An additional question: EPPC filed a similar brief earlier pressing the Supreme Court to take up the mifepristone case. The metadata on that earlier brief lists [redacted] as the author. Who is she and who does or did she work for?

Here is the response I just sent Mr. Perez:

No, Jonathan Mitchell did not write one word of the brief (which you will discover draws very heavily on blog posts that I wrote over a year ago).

Our local counsel was looking for a template for the brief that complies with the Supreme Court’s complicated formatting requirements, and he borrowed a template from one of Jonathan’s briefs.

[Redacted] assisted us with formatting the earlier brief.

I’m guessing that I’ve ruined my chance to appear in Rolling Stone. (By the way, Perez also botches his summary of the position in our earlier brief.)
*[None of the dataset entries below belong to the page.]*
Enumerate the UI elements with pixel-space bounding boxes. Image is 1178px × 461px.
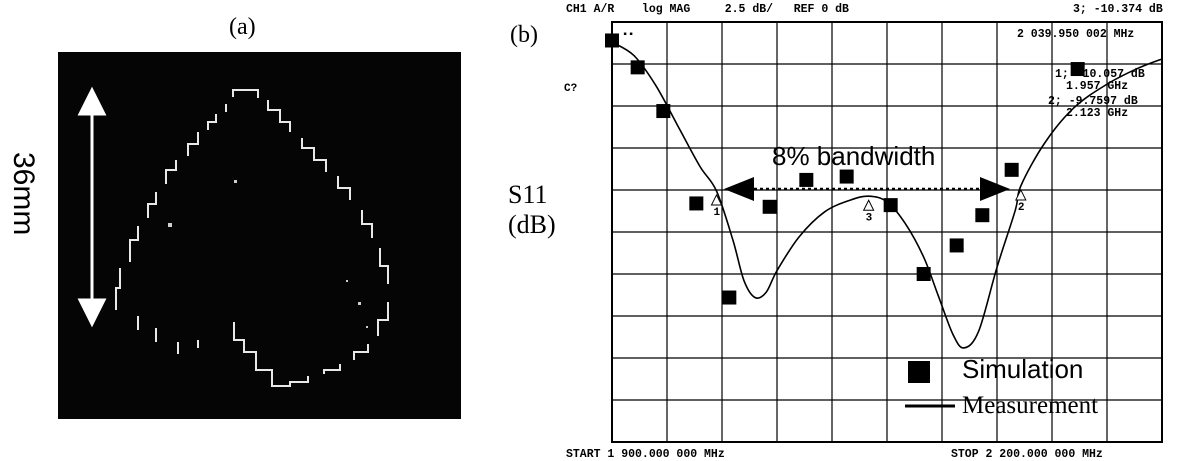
marker2-value: 2; -9.7597 dB <box>1048 95 1138 108</box>
simulation-point <box>722 290 737 305</box>
simulation-point <box>762 199 777 214</box>
chart-grid <box>611 21 1163 443</box>
simulation-point <box>630 60 645 75</box>
stop-frequency: STOP 2 200.000 000 MHz <box>951 448 1103 461</box>
marker1-frequency: 1.957 GHz <box>1066 80 1128 93</box>
panel-a-label: (a) <box>229 14 256 40</box>
marker-id-1: 1 <box>714 207 721 219</box>
antenna-photo <box>58 52 461 419</box>
simulation-point <box>883 198 898 213</box>
legend-measurement-label: Measurement <box>962 392 1098 419</box>
marker-triangle-1 <box>710 193 723 206</box>
simulation-point <box>656 104 671 119</box>
active-marker-readout: 3; -10.374 dB <box>1073 3 1163 16</box>
bandwidth-label: 8% bandwidth <box>772 141 935 171</box>
marker-frequency-readout: 2 039.950 002 MHz <box>1017 28 1134 41</box>
marker-triangle-2 <box>1015 188 1027 201</box>
marker-id-3: 3 <box>866 212 873 224</box>
y-axis-label-line2: (dB) <box>508 210 556 239</box>
y-axis-label: S11 (dB) <box>508 180 556 240</box>
analyzer-header: CH1 A/R log MAG 2.5 dB/ REF 0 dB <box>566 3 849 16</box>
simulation-point <box>975 208 990 223</box>
simulation-point <box>839 169 854 184</box>
simulation-point <box>1070 62 1085 77</box>
bandwidth-arrow-right <box>980 177 1010 201</box>
y-axis-label-line1: S11 <box>508 180 548 209</box>
legend-simulation-marker <box>908 361 930 383</box>
marker-id-2: 2 <box>1018 202 1025 214</box>
marker-flag-glyph: ▪▪ <box>622 30 634 41</box>
simulation-point <box>949 238 964 253</box>
chart-data: 1 2 3 <box>605 33 1163 349</box>
start-frequency: START 1 900.000 000 MHz <box>566 448 725 461</box>
chart-annotations: ▪▪ 2 039.950 002 MHz 1; -10.057 dB 1.957… <box>564 28 1145 419</box>
simulation-point <box>689 196 704 211</box>
panel-b-label: (b) <box>510 22 538 48</box>
antenna-outline <box>77 86 389 387</box>
marker2-frequency: 2.123 GHz <box>1066 107 1128 120</box>
dimension-arrow <box>77 86 107 328</box>
simulation-point <box>605 33 619 48</box>
simulation-point <box>1004 162 1019 177</box>
simulation-point <box>916 267 931 281</box>
measurement-line <box>611 41 1163 349</box>
reference-level-label: C? <box>564 83 577 95</box>
legend-simulation-label: Simulation <box>962 354 1083 384</box>
marker-triangle-3 <box>862 199 875 211</box>
simulation-point <box>799 172 814 187</box>
bandwidth-arrow-left <box>724 177 754 201</box>
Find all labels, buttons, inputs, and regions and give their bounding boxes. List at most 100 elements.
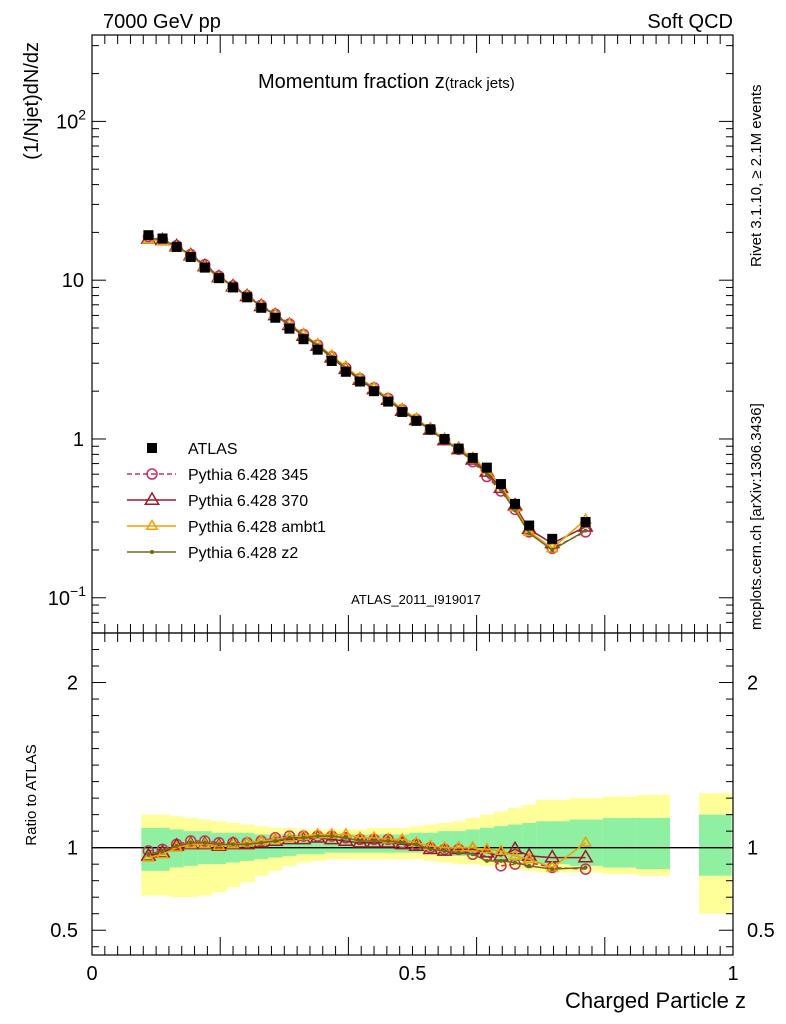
data-point — [226, 837, 240, 849]
data-point — [231, 842, 236, 847]
data-point — [174, 844, 179, 849]
band-stat — [699, 814, 732, 876]
main-frame — [91, 34, 734, 634]
data-point — [354, 376, 365, 387]
data-point — [494, 844, 508, 856]
data-point — [270, 312, 281, 323]
data-point — [225, 835, 241, 850]
data-point — [456, 850, 461, 855]
data-point — [273, 839, 278, 844]
ratio-y-tick-label: 1 — [67, 838, 78, 860]
data-point — [386, 839, 391, 844]
chart-title: Momentum fraction z(track jets) — [258, 71, 515, 93]
data-point — [425, 424, 436, 435]
data-point — [145, 519, 159, 531]
data-point — [199, 262, 210, 273]
header-left: 7000 GeV pp — [103, 11, 221, 33]
legend-label: ATLAS — [188, 441, 238, 458]
band-stat — [169, 829, 185, 868]
y-tick-label: 102 — [56, 106, 86, 133]
data-point — [259, 840, 264, 845]
legend-label: Pythia 6.428 345 — [188, 467, 308, 484]
data-point — [436, 842, 453, 856]
data-point — [428, 847, 433, 852]
rivet-label: Rivet 3.1.10, ≥ 2.1M events — [748, 85, 765, 268]
data-point — [287, 835, 292, 840]
data-point — [150, 550, 154, 554]
data-point — [157, 233, 168, 244]
legend-entry: Pythia 6.428 ambt1 — [127, 519, 326, 536]
band-stat — [569, 819, 604, 866]
data-point — [372, 839, 377, 844]
legend-label: Pythia 6.428 z2 — [188, 545, 298, 562]
data-point — [143, 230, 154, 241]
ratio-y-tick-label: 2 — [67, 673, 78, 695]
data-point — [411, 415, 422, 426]
data-point — [579, 863, 592, 875]
data-point — [467, 452, 478, 463]
x-tick-label: 0 — [86, 963, 97, 985]
data-point — [160, 848, 165, 853]
legend-entry: Pythia 6.428 370 — [127, 491, 308, 510]
data-point — [188, 840, 193, 845]
data-point — [155, 847, 170, 859]
data-point — [298, 334, 309, 345]
data-point — [256, 302, 267, 313]
data-point — [326, 355, 337, 366]
main-plot-area: 102 10 1 10−1 — [48, 34, 734, 634]
data-point — [498, 858, 503, 863]
y-tick-label: 1 — [73, 429, 84, 451]
data-point — [577, 849, 594, 863]
data-point — [228, 282, 239, 293]
header-right: Soft QCD — [647, 11, 733, 33]
legend: ATLAS Pythia 6.428 345 Pythia 6.428 370 Pyt… — [127, 441, 326, 562]
data-point — [397, 406, 408, 417]
data-point — [171, 241, 182, 252]
data-point — [439, 433, 450, 444]
data-point — [579, 835, 593, 847]
data-point — [216, 842, 221, 847]
data-point — [550, 547, 555, 552]
legend-entry: Pythia 6.428 z2 — [127, 545, 298, 562]
data-point — [484, 858, 489, 863]
data-point — [301, 835, 306, 840]
data-point — [510, 498, 521, 509]
data-point — [144, 491, 160, 505]
data-point — [547, 533, 558, 544]
data-point — [478, 844, 495, 858]
legend-label: Pythia 6.428 ambt1 — [188, 519, 326, 536]
data-point — [369, 386, 380, 397]
x-axis-label: Charged Particle z — [565, 988, 746, 1013]
data-point — [340, 366, 351, 377]
ratio-frame — [91, 632, 734, 956]
data-point — [315, 834, 320, 839]
chart-title-subscript: (track jets) — [445, 75, 515, 92]
data-point — [146, 468, 158, 480]
data-point — [312, 344, 323, 355]
data-point — [466, 840, 480, 852]
data-point — [202, 840, 207, 845]
ratio-y-axis-label: Ratio to ATLAS — [23, 744, 40, 845]
x-tick-label: 0.5 — [399, 963, 427, 985]
data-point — [146, 852, 151, 857]
ratio-plot-area: 0.5 0.5 1 1 2 2 0 0.5 1 — [50, 632, 775, 985]
y-tick-label: 10 — [62, 270, 84, 292]
data-point — [284, 323, 295, 334]
main-y-axis-label: (1/Njet)dN/dz — [21, 42, 43, 160]
data-point — [470, 852, 475, 857]
data-point — [583, 865, 588, 870]
data-point — [442, 848, 447, 853]
data-point — [400, 840, 405, 845]
ratio-y-tick-label: 1 — [747, 838, 758, 860]
chart-title-main: Momentum fraction z — [258, 71, 445, 93]
data-point — [527, 863, 532, 868]
legend-entry: Pythia 6.428 345 — [127, 467, 308, 484]
data-point — [185, 251, 196, 262]
data-point — [213, 273, 224, 284]
ratio-y-tick-label: 0.5 — [747, 920, 775, 942]
data-point — [527, 531, 532, 536]
x-tick-label: 1 — [727, 963, 738, 985]
data-point — [141, 850, 155, 862]
band-stat — [602, 817, 637, 868]
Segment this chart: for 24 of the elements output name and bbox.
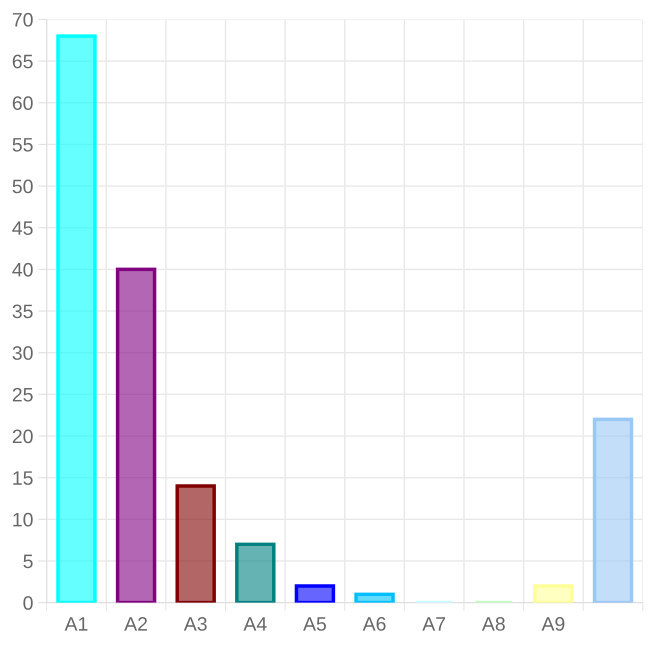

Update (3:15 p.m.): I evidently grossly overestimated Perez’s integrity. In a follow-up email, he tells me: “we will note he [Mitchell] was listed in the metadata and you say he didn’t write that brief.” (My italics.) My brief obviously draws heavily from these blog posts I wrote in January 2023 and from four previous amicus briefs I submitted at various stages in the same matter that didn’t have the misleading metadata. No reasonable person could continue to entertain Perez’s delusion. What a malicious hack.